JR西日本、特急「やくも」に新型「273系」導入 4両編成、計44両

JR西日本は、2024年春から岡山〜出雲市駅間を運行する特急「やくも」に273系特急形直流電車を投入する。

新型車両は、同社が鉄道総合技術研究所と川崎車両と共同で新たに開発・実用化した、国内初となる「車上型の制御付自然振り子方式」を採用し、乗り心地を向上させる。現在は、曲線に差し掛かった際に振り子のように列車を傾斜させる自然振り子方式を、特急「やくも」で運行している381系車両が採用している。この自然振り子方式では、曲線で発生する遠心力を利用して車両を傾斜させるため、曲線通過と車体の傾斜にタイムラグがあり、乗り心地が悪化する問題があった。

鉄道各社は、乗り心地の問題を解決するため、「制御付き」自然振り子方式を採用し、曲線での車体傾斜を制御する方式を採用した。通常、制御付き自然振り子方式はATS(自動列車停止装置)などの保安装置の地上子とよばれる線路内に設置された装置から判定することが一般的であったが、新型車両は車両で検知した曲線のデータから走行位置を判定し、曲線での車体傾斜を制御する。
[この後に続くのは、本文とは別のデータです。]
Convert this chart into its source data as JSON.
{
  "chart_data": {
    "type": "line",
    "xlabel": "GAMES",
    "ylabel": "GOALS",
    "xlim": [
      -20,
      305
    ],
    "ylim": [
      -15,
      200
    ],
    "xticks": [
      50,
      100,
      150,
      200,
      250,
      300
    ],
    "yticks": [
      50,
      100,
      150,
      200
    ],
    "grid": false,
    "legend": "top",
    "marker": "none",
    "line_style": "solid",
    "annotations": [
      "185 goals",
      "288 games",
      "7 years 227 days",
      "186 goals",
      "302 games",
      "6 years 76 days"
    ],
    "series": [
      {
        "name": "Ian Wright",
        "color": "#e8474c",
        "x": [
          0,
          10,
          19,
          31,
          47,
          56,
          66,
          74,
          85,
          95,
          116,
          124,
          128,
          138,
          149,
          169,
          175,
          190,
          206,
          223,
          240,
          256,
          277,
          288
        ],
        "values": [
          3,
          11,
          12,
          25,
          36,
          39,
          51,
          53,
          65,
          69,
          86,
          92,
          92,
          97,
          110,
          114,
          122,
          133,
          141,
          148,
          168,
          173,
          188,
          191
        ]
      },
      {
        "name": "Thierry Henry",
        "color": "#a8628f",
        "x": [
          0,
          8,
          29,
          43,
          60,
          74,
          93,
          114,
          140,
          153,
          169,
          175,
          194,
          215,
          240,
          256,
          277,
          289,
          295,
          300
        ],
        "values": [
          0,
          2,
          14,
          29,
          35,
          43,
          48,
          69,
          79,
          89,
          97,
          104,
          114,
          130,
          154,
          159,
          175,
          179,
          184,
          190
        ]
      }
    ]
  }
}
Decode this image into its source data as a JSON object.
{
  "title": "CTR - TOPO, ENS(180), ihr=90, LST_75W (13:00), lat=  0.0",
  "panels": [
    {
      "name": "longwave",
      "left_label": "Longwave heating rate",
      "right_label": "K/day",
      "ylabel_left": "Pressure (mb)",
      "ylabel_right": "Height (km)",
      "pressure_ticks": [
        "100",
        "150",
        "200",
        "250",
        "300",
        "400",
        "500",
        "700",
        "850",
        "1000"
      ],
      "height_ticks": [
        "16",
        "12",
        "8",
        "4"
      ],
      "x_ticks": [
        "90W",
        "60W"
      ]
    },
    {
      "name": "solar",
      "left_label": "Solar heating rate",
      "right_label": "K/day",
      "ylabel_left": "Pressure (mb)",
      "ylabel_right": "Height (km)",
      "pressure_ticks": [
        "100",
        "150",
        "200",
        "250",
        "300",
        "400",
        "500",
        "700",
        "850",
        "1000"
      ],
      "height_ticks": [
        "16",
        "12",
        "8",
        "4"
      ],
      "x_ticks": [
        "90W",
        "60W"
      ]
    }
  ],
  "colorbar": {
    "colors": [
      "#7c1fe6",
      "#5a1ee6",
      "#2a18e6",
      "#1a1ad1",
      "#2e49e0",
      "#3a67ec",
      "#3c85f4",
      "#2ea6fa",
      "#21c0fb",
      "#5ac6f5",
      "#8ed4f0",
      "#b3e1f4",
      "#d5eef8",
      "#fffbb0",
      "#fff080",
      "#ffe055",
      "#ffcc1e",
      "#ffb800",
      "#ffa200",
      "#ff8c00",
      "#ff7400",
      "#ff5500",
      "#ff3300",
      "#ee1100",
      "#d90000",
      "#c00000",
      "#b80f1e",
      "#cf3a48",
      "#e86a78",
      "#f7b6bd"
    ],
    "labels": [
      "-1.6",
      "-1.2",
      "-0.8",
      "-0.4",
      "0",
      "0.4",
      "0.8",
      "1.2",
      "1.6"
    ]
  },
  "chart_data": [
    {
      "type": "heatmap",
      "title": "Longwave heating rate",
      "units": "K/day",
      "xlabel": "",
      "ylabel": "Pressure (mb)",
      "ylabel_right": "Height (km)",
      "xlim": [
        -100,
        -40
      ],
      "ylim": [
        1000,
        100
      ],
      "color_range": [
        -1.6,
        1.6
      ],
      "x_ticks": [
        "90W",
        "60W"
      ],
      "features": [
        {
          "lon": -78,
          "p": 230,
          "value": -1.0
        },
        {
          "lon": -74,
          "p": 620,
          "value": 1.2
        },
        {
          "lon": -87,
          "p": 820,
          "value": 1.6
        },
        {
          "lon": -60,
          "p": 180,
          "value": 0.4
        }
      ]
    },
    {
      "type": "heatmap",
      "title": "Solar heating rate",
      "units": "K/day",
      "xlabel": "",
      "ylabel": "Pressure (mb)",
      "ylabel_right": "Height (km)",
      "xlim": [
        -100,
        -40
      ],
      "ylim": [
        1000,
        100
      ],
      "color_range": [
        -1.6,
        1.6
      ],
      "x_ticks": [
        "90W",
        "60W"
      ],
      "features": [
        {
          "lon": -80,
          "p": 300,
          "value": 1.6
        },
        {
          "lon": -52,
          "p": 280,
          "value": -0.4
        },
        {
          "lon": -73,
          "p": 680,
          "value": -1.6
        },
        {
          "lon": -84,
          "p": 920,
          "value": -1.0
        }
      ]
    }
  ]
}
これにより、新たに線路上に地上子を設置する必要なく、乗り心地を向上できることが期待される。

また、座席間隔を拡大し、座り心地を改善した座席や空気清浄機を採用、防犯カメラの設置などで快適・安心な車内環境をつくる。また、車内Wi-Fiや大型荷物スペースを設置し、全席にコンセントを備え付ける。

投入数は、4両編成を11編成、計44両で、営業運転開始は2024年春以降を予定している。この新型273系により、特急「やくも」として運行開始から約40年が経過する381系は置き換えられる見込み。なお、詳細の仕様やデザインは検討中としている。